The x-intercept of the line that passes through the intersection of the lines x + 2y = 4 and 2x + 3y = 6, and is perpendicular to the line 3x — y = 2 is

The x-intercept of the line that passes through the intersection of the

lines x + 2y = 4 and 2x + 3y = 6, and is perpendicular to the line 3x — y = 2 is

Let us find the intersection point of the lines 

x + 2y = 4 and 2x + 3y = 6

Multiplying (x + 2y = 4) by 2 and subtracting with 2x + 3y = 6

2x+4y = 8

2x+3y = 6

y = 2

So, x = 0

Therefore, the point of intersection is (0,2).
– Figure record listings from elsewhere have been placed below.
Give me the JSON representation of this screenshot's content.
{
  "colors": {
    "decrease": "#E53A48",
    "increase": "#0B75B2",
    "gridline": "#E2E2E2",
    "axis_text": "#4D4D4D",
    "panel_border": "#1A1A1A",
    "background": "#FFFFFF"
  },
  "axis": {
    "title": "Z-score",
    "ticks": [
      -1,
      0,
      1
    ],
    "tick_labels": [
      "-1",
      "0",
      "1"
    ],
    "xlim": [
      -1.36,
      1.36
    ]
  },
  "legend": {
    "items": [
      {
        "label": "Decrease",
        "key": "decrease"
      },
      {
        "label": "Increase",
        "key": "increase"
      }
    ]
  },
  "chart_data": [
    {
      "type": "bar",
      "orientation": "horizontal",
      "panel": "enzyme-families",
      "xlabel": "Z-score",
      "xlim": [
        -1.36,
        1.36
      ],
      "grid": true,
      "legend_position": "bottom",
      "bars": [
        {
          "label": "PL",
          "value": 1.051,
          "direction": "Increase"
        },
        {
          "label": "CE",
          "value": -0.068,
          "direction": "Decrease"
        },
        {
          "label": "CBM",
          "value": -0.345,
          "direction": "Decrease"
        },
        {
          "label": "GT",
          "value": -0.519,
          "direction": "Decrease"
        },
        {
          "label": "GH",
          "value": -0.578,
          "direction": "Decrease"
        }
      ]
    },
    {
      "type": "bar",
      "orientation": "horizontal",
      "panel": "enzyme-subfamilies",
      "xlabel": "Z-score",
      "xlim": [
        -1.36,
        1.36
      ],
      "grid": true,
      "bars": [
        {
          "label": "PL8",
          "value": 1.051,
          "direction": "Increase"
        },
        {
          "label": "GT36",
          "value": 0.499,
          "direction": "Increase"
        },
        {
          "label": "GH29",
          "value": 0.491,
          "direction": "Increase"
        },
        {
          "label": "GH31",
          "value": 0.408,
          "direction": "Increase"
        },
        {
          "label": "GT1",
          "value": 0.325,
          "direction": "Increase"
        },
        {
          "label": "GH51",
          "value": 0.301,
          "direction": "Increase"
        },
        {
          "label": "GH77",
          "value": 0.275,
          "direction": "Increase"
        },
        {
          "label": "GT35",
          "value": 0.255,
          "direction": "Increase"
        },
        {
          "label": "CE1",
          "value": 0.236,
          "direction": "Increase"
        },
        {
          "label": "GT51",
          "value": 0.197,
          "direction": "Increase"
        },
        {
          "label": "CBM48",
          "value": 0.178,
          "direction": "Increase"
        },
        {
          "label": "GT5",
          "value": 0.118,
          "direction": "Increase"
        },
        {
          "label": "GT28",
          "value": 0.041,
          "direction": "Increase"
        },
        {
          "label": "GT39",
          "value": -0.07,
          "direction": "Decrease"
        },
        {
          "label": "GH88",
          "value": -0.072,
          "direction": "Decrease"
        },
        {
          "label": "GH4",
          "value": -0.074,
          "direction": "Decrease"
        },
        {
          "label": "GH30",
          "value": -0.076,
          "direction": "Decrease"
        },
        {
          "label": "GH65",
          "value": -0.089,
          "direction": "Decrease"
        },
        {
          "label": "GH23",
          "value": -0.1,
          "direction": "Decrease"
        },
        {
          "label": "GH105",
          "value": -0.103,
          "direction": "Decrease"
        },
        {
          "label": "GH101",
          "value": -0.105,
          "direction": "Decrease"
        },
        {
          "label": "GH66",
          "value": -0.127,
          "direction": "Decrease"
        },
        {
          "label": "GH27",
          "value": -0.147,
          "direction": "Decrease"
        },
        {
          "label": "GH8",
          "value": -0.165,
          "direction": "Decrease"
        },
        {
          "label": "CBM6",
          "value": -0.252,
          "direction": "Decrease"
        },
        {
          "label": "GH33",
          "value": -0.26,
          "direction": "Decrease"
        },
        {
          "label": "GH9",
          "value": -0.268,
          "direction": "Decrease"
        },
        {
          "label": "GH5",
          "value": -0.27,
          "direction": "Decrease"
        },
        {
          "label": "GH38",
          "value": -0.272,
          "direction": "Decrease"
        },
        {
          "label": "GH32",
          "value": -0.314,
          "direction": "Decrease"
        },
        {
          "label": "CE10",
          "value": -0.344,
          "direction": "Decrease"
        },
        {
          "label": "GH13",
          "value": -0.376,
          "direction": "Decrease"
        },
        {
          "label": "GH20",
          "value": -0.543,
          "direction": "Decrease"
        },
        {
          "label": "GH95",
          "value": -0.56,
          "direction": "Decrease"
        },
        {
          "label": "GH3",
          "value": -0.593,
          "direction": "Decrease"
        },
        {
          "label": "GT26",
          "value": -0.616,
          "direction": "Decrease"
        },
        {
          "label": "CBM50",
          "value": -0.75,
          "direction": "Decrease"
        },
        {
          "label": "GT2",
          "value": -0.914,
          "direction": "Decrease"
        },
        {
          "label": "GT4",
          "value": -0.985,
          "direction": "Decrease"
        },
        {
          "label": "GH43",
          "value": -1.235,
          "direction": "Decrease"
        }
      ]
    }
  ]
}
We know that a line that passes through (0,2) is perpendicular to the line 3x-y = 2

The slope of the line 3x-y = 2

y = 3x-2

Slope is 3

We know the product of slopes of perpendicular lines is $$m_1m_2=-1$$

Therefore, the line perpendicular to 3x - y = 2 will have a slope of -1/3

Thus, the line passing through (0,2) with a slope of -1/3 will be

$$y-2\ =-\dfrac{1\left(x-0\right)}{3}$$

3y-6 = -x

3y+x = 6

Thus, the x-intercept of this line will be when y = 0

so, x = 6